Last Updated: 04/03/2013*
From streaming video to real-time intelligence data, Raytheon is creating new networking tools for the nimbler, tightly focused operations of today’s changing military.
Soldiers can beam video from their positions to comrades around the corner or around the world. Pilots can carry an entire suite of communications gear in a wearable computer. Commanders from different countries can communicate no matter what kind of radio they're using.
The aim of these tools is to bring the convenience of civilian mobile networks to the most difficult and remote battlefields, said Larri Rosser, chief engineer for the Appsmart marketplace.
"We want to take all of the things that are successful in the commercial marketplace and make it accessible to the warfighter," Rosser said.
Recent innovations include:
- Aviation Warrior, a wearable computer that keeps warfighters fully connected even when separated from the cockpit. The system provides maps, sensor imagery, video and messaging data from multiple military networks. It has a survival radio and GPS coupled with a razor-thin display that controls all solider-worn equipment and aircraft systems. While inside the cockpit, the system communicates with a helmet that features hostile fire indicators, 3D audio and a heads-up display.
- Forward Operations Multiplier, a laptop-based system that brings tactical reconnaissance images to soldiers in low-bandwith areas. It replaces bulky rack servers and delivers data 59 times faster than previous systems.
- Raytheon Advanced Tactical System (RATS™), which delivers multimedia directly to soldiers’ mobile devices. Users can collaborate through chat, voice, full-motion video, imagery, map overlays and a variety of other communication tools, allowing them to make decisions in seconds rather than hours.
- Persistent Surveillance System Cross Domain Solution, a software package that allows video to flow easily between classified and unclassified computer systems.

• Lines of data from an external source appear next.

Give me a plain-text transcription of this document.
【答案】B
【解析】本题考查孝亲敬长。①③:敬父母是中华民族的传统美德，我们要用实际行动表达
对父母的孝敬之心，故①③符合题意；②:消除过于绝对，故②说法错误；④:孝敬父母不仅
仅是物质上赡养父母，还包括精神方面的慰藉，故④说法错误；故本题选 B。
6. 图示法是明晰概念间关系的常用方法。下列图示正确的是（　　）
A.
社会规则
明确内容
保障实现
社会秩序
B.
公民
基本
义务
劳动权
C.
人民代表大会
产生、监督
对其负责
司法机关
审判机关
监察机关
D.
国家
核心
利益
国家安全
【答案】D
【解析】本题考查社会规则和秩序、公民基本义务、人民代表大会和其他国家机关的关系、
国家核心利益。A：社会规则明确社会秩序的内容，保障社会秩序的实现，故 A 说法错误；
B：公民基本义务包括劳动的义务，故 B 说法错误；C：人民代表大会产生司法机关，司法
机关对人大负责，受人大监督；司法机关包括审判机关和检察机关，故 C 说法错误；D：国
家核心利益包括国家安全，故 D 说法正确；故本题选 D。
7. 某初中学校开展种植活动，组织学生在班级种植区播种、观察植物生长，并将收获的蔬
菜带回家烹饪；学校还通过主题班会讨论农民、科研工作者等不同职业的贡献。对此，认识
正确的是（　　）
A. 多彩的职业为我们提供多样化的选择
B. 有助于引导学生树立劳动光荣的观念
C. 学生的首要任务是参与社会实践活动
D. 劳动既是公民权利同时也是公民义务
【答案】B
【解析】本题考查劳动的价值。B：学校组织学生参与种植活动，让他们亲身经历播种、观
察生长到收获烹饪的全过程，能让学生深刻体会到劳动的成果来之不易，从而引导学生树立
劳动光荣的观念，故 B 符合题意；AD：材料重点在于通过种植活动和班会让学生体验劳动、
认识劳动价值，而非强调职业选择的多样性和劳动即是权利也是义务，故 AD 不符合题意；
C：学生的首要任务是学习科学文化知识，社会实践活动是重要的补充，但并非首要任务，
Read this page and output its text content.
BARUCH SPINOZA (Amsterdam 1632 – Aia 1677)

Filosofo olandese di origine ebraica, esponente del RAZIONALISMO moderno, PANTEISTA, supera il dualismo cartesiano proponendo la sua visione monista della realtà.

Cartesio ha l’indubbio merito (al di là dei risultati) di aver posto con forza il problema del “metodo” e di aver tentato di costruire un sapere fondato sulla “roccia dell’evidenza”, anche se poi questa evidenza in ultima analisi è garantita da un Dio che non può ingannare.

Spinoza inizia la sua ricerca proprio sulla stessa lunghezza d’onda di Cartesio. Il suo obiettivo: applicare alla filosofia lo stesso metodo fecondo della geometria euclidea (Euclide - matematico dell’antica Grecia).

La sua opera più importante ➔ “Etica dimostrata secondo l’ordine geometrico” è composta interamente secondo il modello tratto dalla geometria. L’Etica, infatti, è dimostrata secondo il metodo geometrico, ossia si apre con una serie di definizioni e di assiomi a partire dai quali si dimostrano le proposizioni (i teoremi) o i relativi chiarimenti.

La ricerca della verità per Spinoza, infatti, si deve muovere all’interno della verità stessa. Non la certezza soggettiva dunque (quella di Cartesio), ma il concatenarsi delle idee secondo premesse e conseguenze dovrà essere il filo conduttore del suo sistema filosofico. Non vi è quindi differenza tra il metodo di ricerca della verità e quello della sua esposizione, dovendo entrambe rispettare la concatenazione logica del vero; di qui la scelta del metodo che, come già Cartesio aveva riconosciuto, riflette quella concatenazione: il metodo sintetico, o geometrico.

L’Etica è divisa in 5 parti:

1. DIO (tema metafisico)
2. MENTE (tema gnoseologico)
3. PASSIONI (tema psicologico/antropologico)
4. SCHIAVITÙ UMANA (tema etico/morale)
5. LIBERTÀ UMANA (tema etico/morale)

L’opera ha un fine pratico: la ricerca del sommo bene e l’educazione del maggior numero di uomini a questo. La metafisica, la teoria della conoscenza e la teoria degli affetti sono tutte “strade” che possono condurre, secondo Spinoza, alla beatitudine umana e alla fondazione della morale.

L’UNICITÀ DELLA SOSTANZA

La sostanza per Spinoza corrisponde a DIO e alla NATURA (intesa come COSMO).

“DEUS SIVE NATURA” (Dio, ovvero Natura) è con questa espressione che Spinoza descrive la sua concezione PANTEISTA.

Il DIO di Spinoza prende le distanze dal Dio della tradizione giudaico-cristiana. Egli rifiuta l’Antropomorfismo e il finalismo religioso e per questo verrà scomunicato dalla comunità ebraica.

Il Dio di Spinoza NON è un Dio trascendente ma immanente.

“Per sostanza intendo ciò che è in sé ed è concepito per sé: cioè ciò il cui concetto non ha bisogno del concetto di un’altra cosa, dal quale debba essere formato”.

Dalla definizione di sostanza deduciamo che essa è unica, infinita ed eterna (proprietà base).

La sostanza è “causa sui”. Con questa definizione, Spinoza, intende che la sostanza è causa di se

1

Commanders trying to send help to a remote forward operating base can easily patch in video from the outpost’s unclassified surveillance cameras to help guide airstrikes. In August the system was used to target a Griffin missile at the Naval Air Weapons Station at China Lake.
- MAINGATE, an advanced battlefield radio network. MAINGATE is self-forming and interoperable, so coalition forces around the world can join the network regardless of the radio they're using. And it’s blindingly fast: soldiers can transmit as many as 27 videos at a time.
"Information is flying around the network at incredible speed and volume, and Raytheon is delivering it to the people who need it right now," said Jeff Miller, vice president of combat and sensing equipment for Raytheon's Network Centric Systems business.
If soldiers need a different tool, they can get it instantly through Raytheon’s Appsmart marketplace. C4ISR Journal recently named the online store to its Big 25 list of important military innovations.
"We want to take the at-your-fingertips convenience and the rapid innovation that we see in the commercial mobile market to provide secure, mission focused capabilities for our soldiers," Rosser said.